To learn what calculations to make, LLMs analyze a countless number of texts. At every step, they look at a part of the text — the first nine words, say — and then they try to predict the next word. Initially, they’re horrible at this game: they haven’t seen many examples yet, don’t know what calculations to make, so they basically make a random guess. But after every guess they look at the correct word — after all, it’s there, they just haven’t looked at it yet. If they guessed incorrectly, they adjust their calculations in order to avoid making this mistake again. In this way they will become better at this game, slowly but surely, while their calculations improve.

This learning process doesn’t happen overnight. Every LLM on the market has been optimized for months, while it crunched through virtually all of the texts on the world wide web, and then some.

Phase 2: Instruction tuning #

Even a language model that can perfectly guess every word in a text, is only of limited use. When we ask ChatGPT a question, we don’t want it guess the correct words following this question. For all we know, this we could be another question, as the internet is full of tests and exams. No, we want it to give us the answer instead.

Bare language models like GPT-3 complete texts; instruction-trained models like InstructGPT follow instructions. (Source: OpenAI)

Bare language models like GPT-3 complete texts; instruction-trained models like InstructGPT follow instructions. (Source: OpenAI)

To ensure LLMs obey our instructions, they have undergone a second training phase. In this phase, they have seen many examples of instructions, together with a correct solution. These training instructions cover a wide range of applications, from factual questions — Joe Biden is the Nth president of the United States. What is N? — to more creative tasks — Write a poem about the sun and moon or Write a four-sentence horror story about sleeping.
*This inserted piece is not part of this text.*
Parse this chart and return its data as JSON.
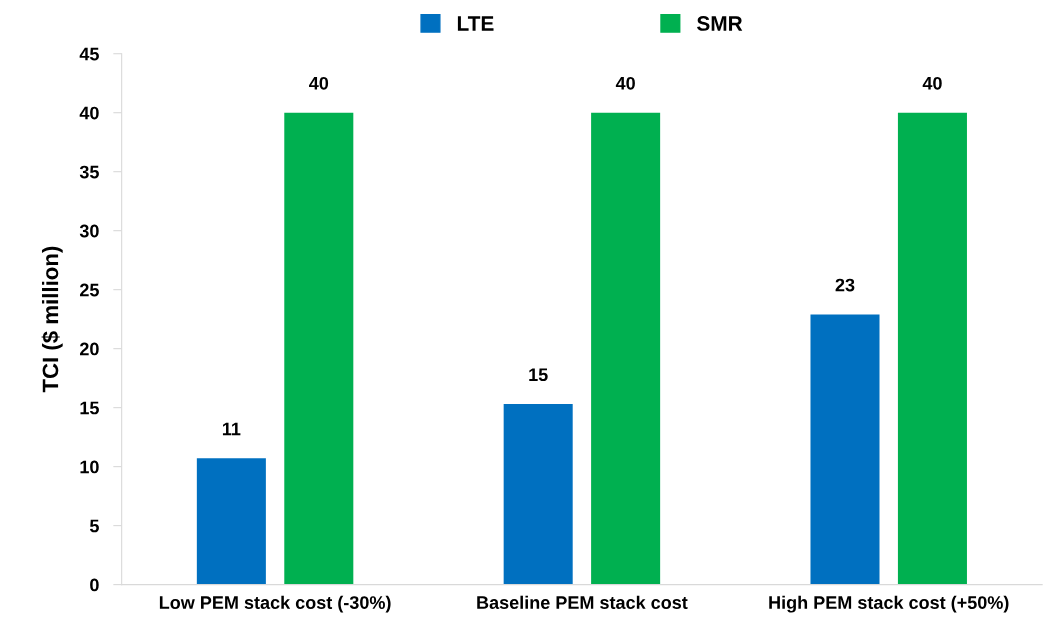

In this second training phase, the model learns as it did in the previous one. After it has read the instruction, it tries to predict the words in the response one by one. Whenever it makes a mistake, it updates its calculations in order to improve.

Phase 3: Alignment #

So far, our model has learnt to mimic the texts it has seen. But since it has read basically all of the world wide web, you can imagine it has seen many texts which we do not want it to mimic — content that is in some way sexist, racist, violent, discrimatory, etc. Therefore LLMs typically undergo a third training phase to align with the preferences of its users. Here they are not just taught to avoid generating undesired content, but also to become more helpful.
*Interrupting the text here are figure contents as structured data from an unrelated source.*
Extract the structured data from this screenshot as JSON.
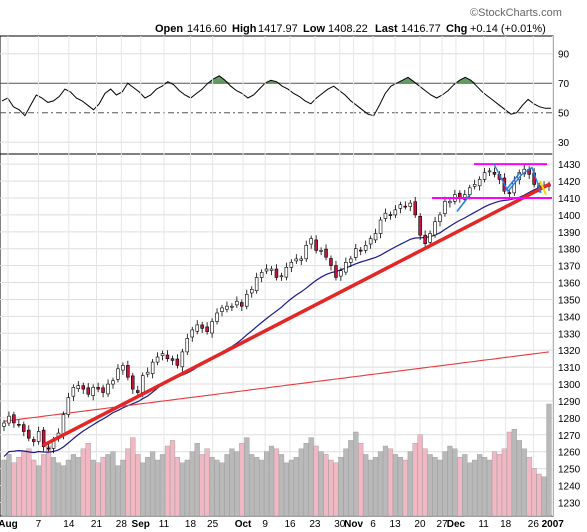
{
  "header": {
    "watermark": "©StockCharts.com",
    "quote_label_open": "Open",
    "quote_value_open": "1416.60",
    "quote_label_high": "High",
    "quote_value_high": "1417.97",
    "quote_label_low": "Low",
    "quote_value_low": "1408.22",
    "quote_label_last": "Last",
    "quote_value_last": "1416.77",
    "quote_label_chg": "Chg",
    "quote_value_chg": "+0.14 (+0.01%)"
  },
  "chart_data": [
    {
      "type": "line",
      "panel": "oscillator",
      "yticks": [
        90,
        70,
        50,
        30
      ],
      "ylim": [
        22,
        102
      ],
      "reference_lines": [
        70,
        50
      ],
      "series": [
        {
          "values": [
            58,
            60,
            54,
            52,
            48,
            55,
            62,
            60,
            57,
            58,
            61,
            66,
            64,
            60,
            58,
            55,
            52,
            56,
            63,
            66,
            62,
            64,
            70,
            67,
            64,
            60,
            62,
            66,
            68,
            71,
            69,
            65,
            62,
            60,
            63,
            66,
            70,
            73,
            75,
            72,
            68,
            65,
            63,
            60,
            62,
            66,
            70,
            72,
            71,
            68,
            66,
            63,
            61,
            58,
            56,
            60,
            63,
            66,
            68,
            65,
            62,
            58,
            55,
            52,
            49,
            48,
            55,
            63,
            68,
            70,
            72,
            74,
            71,
            68,
            65,
            62,
            60,
            62,
            65,
            69,
            72,
            74,
            72,
            68,
            64,
            61,
            58,
            55,
            52,
            49,
            50,
            55,
            59,
            56,
            54,
            53,
            53
          ]
        }
      ]
    },
    {
      "type": "candlestick",
      "panel": "price",
      "yticks": [
        1430,
        1420,
        1410,
        1400,
        1390,
        1380,
        1370,
        1360,
        1350,
        1340,
        1330,
        1320,
        1310,
        1300,
        1290,
        1280,
        1270,
        1260,
        1250,
        1240,
        1230
      ],
      "ylim": [
        1222,
        1436
      ],
      "xticks": [
        "Aug",
        "7",
        "14",
        "21",
        "28",
        "Sep",
        "11",
        "18",
        "25",
        "Oct",
        "9",
        "16",
        "23",
        "30",
        "Nov",
        "6",
        "13",
        "20",
        "27",
        "Dec",
        "11",
        "18",
        "26",
        "2007"
      ],
      "close": [
        1277,
        1281,
        1277,
        1276,
        1272,
        1268,
        1266,
        1272,
        1263,
        1262,
        1267,
        1271,
        1282,
        1292,
        1298,
        1299,
        1297,
        1294,
        1298,
        1297,
        1295,
        1300,
        1302,
        1309,
        1311,
        1304,
        1297,
        1295,
        1305,
        1307,
        1313,
        1316,
        1318,
        1315,
        1314,
        1311,
        1319,
        1327,
        1332,
        1335,
        1333,
        1331,
        1337,
        1342,
        1345,
        1346,
        1346,
        1349,
        1346,
        1353,
        1356,
        1363,
        1366,
        1368,
        1368,
        1363,
        1364,
        1369,
        1372,
        1374,
        1374,
        1382,
        1386,
        1379,
        1379,
        1375,
        1370,
        1363,
        1367,
        1372,
        1374,
        1380,
        1379,
        1382,
        1386,
        1389,
        1397,
        1401,
        1400,
        1403,
        1406,
        1405,
        1407,
        1400,
        1388,
        1383,
        1389,
        1396,
        1400,
        1408,
        1408,
        1412,
        1410,
        1412,
        1416,
        1418,
        1421,
        1425,
        1426,
        1424,
        1421,
        1414,
        1413,
        1420,
        1425,
        1427,
        1424,
        1418,
        1416,
        1417,
        1417
      ],
      "moving_averages": [
        {
          "color": "#1a1a8c",
          "values": [
            1257,
            1401
          ]
        },
        {
          "color": "#e63b3b",
          "values": [
            1278,
            1319
          ]
        }
      ],
      "annotations": {
        "trend_line": {
          "color": "#e32626",
          "from": [
            1264,
            0
          ],
          "to": [
            1418,
            1
          ]
        },
        "channel_top": {
          "color": "#ff00ff",
          "value": 1430
        },
        "channel_bottom": {
          "color": "#ff00ff",
          "value": 1410
        }
      }
    },
    {
      "type": "bar",
      "panel": "volume",
      "values": [
        20,
        22,
        19,
        21,
        23,
        24,
        20,
        18,
        22,
        25,
        21,
        19,
        18,
        20,
        22,
        21,
        24,
        26,
        20,
        19,
        21,
        22,
        23,
        18,
        20,
        24,
        28,
        22,
        19,
        21,
        23,
        20,
        22,
        25,
        27,
        21,
        19,
        20,
        23,
        26,
        22,
        24,
        21,
        20,
        19,
        22,
        24,
        23,
        26,
        28,
        22,
        21,
        20,
        23,
        25,
        24,
        22,
        19,
        20,
        21,
        24,
        26,
        28,
        25,
        23,
        22,
        20,
        19,
        21,
        24,
        27,
        30,
        26,
        22,
        20,
        21,
        23,
        25,
        24,
        22,
        21,
        20,
        23,
        26,
        29,
        24,
        22,
        21,
        20,
        23,
        25,
        24,
        21,
        22,
        19,
        20,
        22,
        21,
        20,
        23,
        22,
        24,
        30,
        31,
        27,
        24,
        21,
        17,
        15,
        14,
        40
      ]
    }
  ]
}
Bare language models like GPT-3 complete texts; instruction-trained models like InstructGPT follow instructions. (Source: OpenAI

Bare language models like GPT-3 complete texts; instruction-trained models like InstructGPT follow instructions. (Source: OpenAI

This third training phase works differently from the previous ones. This time the model is made to output multiple responses for every instruction. Human labellers then rank those responses from most desirable to least desirable. Based on this human feedback, a reward model is trained that steers the model towards more preferred responses and away from unwanted ones.

Test-time improvements #

During the first few years of LLM development, most attention focused improving the training process. Developers collected more data and experimented with multiple ways of aligning models with human preferences. Recently attention has shifted towards improving the performance of the models when they’re being used, without changing their internal calculations.

These test-time improvements can take different forms. On the one hand, some models are primed to answer in specific ways. When they get a complex instruction, like a difficult calculation, they work through the task step by step. Reasoning models, like OpenAI’s GPT-4o or DeepSeeks’s DeepThink generate a long reasoning process before they formulate a final answer.

On the other hand, the most advanced models generate multiple (partial) answers. At each step, they evaluate these candidates and reject all but the most promising ones. Only at the end of the process do they decide on their final response. Like step-by-step response generation, this strategy improves the quality of the final answer.